As an entry in the vast Earth(TM) Encyclopedia, the geologically adolescent land east of the California coast has a chapter all its own, with multiple sidebars: the hills as fertile pasture, where cows and sheep can roam and graze year round; flowers in the spring, golden grass in the summertime, green sod in January. Home to indigenous wildlife that threatens livestock, a place of American wineries, of sleeping volcanoes and winding old roads, the story told of oak groves and endless golden acres has enticed many a reader to its pages.
But the essence of place, its "value", radically changes from creature to creature. A different reader, looking up the same hills, sees them not as naturally productive and helpful to her bottom line, but as an unfinished canvas, as the ground for her work. She alters the land and builds, layer upon layer, as investor and developer who suffers a parodoxical obsession with transforming paradise. Each stunning ridgeline presents engineering, legal, social and marketing puzzles worth billions if solved in a certain way. The real becomes illusion.
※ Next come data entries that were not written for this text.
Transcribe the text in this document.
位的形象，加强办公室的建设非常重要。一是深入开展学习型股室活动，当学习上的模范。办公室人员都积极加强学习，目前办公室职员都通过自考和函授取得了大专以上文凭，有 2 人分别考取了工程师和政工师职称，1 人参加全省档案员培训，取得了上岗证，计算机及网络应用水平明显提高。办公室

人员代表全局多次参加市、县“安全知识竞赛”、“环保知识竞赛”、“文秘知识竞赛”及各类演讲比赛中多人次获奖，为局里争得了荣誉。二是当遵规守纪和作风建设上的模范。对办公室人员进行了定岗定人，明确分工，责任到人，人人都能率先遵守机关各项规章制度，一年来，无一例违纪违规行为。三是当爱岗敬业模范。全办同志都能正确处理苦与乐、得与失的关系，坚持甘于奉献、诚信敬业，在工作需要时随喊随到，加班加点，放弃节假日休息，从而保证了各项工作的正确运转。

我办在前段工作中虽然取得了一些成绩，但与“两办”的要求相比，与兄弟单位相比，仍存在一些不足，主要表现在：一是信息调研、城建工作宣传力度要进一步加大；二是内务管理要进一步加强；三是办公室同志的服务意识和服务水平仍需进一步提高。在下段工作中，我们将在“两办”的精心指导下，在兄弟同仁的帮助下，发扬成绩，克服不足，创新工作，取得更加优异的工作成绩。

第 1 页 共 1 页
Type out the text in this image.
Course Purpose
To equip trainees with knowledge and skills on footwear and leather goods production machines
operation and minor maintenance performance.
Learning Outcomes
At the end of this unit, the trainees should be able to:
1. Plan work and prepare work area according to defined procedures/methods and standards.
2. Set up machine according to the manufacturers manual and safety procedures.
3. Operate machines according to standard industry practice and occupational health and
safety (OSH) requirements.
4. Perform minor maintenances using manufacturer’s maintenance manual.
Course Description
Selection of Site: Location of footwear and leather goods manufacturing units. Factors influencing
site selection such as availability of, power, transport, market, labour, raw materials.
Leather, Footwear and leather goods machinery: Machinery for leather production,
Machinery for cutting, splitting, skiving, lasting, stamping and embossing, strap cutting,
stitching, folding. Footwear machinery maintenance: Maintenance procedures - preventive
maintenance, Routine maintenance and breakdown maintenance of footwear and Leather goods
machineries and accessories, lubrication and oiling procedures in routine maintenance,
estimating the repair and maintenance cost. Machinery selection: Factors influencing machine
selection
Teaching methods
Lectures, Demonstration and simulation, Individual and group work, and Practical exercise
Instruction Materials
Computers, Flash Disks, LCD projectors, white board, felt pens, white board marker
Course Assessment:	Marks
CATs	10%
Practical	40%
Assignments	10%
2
A third person, anachronistic as the Chumash, might find in the pages of this listing an aesthetic and sometimes spiritual escapism. He may view the open space as sanctuary, as friend, as a land still alive. He may wonder why others skip this section of Earth(TM)'s book altogether, why they speed-read the pastoral vista toward a cityscape of integrated developments, rooftops, driveways, intersections and traffic. The difference may not even register to these disinterested people, as they head home, focused more on destination than journey: a nice big house in the suburbs, nestled somewhere in these hills, or somewhere beyond them.
Having read and reread it, I may need to put down the book myself, just to spare myself the horror of knowing.